Traditionally, students with significant disabilities, such as autism, mental retardation, or multiple disabilities, receive transition services in a public high school setting until they are 21 or 22 years old. While this is an appropriate setting for students with disabilities during ages 14-18, it may not be the most appropriate or motivating setting for older students with significant disabilities. Growing numbers of parents, researchers, and practitioners are advocating that these older students should receive transition services in the same college and community settings that are experienced by their 19-21 year old peers without disabilities.
This user-friendly book provides a base for those who design, implement, or evaluating transition services for students with significant disabilities in a college or community setting. If you've never had experience in these processes, this book will help you get started. Transition services provided in college and community settings benefit these older students by increasing their access to new environments and activities and by providing opportunities for flexible scheduling and interagency collaboration.
The book has three parts:
Part I: Planning and Development - provides a comprehensive overview of steps necessary to identify the need for and create new transition services. These steps include how to create and convene a planning committee, how to conduct needs assessment activities on current student services and community partnerships, and how to plan for new services or programs outside of the high school.
Part III: Evaluation - overviews a variety of methods used to evaluate transition services, such as compiling data on student and staff activities, gauging participant satisfaction, collecting exit data, and conducting follow-up activities.
Part II: Implementation - describes in detail how to implement new transition services, focusing both on the policy and procedural aspects of service delivery, as well as the daily operations entailed in providing such services. A thorough overview of issues such as staffing, referrals, transportation, and budgets is provided. Also, Part II emphasizes the need for matching college or community setting to the students' learning needs. Examples of how to manage scheduling student supports and monitoring student and staff activities are provided.

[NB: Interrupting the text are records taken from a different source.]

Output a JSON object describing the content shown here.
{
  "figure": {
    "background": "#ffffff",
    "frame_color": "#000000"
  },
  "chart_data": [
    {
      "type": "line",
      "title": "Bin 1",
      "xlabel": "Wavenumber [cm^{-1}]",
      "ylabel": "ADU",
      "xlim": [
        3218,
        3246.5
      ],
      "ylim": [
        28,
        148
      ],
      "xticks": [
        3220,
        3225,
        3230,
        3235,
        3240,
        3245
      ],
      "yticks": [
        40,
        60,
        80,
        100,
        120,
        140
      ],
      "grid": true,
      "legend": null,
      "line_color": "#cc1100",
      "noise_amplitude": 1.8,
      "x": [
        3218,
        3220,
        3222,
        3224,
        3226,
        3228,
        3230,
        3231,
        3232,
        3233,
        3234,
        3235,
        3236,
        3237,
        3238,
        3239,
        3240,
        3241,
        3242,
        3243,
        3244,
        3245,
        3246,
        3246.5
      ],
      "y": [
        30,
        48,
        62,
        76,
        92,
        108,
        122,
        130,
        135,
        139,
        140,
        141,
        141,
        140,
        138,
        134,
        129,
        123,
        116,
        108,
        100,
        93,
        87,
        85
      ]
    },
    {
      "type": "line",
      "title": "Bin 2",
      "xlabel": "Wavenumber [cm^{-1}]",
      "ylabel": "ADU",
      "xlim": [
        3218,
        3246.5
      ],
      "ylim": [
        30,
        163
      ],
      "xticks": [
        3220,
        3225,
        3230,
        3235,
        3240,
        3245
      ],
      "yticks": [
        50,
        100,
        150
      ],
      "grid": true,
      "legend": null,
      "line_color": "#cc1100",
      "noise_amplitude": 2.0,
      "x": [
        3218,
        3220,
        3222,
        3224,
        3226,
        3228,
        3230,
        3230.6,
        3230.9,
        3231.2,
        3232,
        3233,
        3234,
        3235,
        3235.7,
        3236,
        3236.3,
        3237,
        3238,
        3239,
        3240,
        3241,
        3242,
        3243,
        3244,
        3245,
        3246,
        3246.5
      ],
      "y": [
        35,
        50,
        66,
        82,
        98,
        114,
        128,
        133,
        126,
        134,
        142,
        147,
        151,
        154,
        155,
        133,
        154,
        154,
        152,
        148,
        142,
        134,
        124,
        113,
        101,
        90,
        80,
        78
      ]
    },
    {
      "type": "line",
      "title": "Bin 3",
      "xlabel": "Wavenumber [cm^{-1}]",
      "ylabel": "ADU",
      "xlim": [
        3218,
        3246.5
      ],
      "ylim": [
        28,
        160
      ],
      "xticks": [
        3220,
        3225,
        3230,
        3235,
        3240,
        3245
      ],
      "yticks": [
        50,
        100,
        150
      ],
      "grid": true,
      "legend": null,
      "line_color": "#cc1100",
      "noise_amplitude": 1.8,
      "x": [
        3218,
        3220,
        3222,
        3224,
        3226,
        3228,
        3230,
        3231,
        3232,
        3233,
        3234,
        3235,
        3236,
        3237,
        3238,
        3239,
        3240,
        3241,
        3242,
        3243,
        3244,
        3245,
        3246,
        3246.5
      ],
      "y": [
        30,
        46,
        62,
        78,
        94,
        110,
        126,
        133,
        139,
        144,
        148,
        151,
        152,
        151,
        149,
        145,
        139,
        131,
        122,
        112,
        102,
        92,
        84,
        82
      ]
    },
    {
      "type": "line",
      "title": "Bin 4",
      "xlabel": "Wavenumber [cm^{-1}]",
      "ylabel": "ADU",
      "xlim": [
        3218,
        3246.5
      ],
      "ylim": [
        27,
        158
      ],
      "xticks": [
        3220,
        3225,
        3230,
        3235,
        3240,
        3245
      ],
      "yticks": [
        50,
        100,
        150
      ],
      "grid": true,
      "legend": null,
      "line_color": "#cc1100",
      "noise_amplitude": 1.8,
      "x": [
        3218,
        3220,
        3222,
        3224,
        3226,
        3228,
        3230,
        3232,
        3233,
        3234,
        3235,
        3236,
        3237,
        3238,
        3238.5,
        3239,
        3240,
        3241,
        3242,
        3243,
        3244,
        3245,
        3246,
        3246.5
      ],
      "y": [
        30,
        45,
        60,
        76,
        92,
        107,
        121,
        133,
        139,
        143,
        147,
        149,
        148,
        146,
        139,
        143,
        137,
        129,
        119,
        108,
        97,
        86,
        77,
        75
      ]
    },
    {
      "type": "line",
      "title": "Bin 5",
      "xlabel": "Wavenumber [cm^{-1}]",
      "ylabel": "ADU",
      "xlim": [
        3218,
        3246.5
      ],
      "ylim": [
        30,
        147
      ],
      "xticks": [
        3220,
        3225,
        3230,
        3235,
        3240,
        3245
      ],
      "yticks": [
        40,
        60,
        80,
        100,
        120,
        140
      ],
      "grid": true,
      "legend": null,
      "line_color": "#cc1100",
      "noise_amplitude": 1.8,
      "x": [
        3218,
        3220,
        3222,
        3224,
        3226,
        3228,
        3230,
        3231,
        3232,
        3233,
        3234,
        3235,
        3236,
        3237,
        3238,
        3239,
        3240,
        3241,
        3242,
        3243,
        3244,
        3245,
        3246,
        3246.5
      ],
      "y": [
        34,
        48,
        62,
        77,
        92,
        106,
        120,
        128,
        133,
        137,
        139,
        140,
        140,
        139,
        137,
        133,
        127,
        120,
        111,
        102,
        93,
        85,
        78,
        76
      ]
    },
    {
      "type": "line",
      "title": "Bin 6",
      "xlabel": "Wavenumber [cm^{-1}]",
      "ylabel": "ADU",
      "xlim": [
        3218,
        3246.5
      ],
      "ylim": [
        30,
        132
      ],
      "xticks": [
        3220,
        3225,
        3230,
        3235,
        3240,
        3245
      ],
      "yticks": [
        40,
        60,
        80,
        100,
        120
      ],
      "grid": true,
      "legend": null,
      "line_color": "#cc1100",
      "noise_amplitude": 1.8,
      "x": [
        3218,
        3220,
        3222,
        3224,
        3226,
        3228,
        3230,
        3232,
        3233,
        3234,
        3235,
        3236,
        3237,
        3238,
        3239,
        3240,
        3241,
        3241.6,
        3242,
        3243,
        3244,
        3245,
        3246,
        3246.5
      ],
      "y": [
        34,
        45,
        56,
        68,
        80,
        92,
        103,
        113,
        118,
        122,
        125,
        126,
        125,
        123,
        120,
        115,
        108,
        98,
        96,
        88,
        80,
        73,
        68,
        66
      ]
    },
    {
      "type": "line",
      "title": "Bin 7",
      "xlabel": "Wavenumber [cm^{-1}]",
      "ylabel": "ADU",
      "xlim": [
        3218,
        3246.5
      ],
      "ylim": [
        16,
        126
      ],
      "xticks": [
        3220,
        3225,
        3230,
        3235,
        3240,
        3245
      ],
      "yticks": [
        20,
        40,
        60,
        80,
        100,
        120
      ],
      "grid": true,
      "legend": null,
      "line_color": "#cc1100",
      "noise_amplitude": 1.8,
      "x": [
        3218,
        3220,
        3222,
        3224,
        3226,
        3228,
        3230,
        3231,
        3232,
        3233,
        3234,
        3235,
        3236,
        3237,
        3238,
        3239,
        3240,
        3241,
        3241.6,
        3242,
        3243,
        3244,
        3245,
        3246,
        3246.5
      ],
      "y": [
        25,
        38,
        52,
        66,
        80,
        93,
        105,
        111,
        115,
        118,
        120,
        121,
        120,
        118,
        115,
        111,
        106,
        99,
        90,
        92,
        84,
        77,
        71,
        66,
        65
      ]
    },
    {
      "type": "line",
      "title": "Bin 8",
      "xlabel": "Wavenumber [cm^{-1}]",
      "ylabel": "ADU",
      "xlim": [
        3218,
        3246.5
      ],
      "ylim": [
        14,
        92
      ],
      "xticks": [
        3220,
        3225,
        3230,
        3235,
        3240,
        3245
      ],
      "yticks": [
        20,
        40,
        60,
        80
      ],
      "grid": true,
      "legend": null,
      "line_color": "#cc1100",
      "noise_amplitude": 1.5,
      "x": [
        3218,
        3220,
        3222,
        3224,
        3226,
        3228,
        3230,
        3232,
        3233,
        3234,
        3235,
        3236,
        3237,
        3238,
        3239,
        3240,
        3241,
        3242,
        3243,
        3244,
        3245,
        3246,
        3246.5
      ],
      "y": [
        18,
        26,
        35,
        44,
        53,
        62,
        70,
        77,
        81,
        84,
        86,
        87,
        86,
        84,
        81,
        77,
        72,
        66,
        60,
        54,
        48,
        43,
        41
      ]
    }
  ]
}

Each part contains reproducible copies of all blank forms that can be used by readers. In addition, each form is available on the accompanying CD-ROM in Microsoft Excel format. Users can modify each form to meet individual needs, fill out and update forms via the computer, attach and email forms to others, and maintain computer records of their planning, implementation, and evaluation efforts. The authors have created a number of profiles to illustrate how strategies suggested in this book could be implemented by a fictional public school system. Each example included is based upon real experiences incurred with school system personnel involved in this process. A list of references helps those interested in learning more about this form of transition service delivery. This is a helpful resource that school personnel, families, and students involved with transition services really need and can use.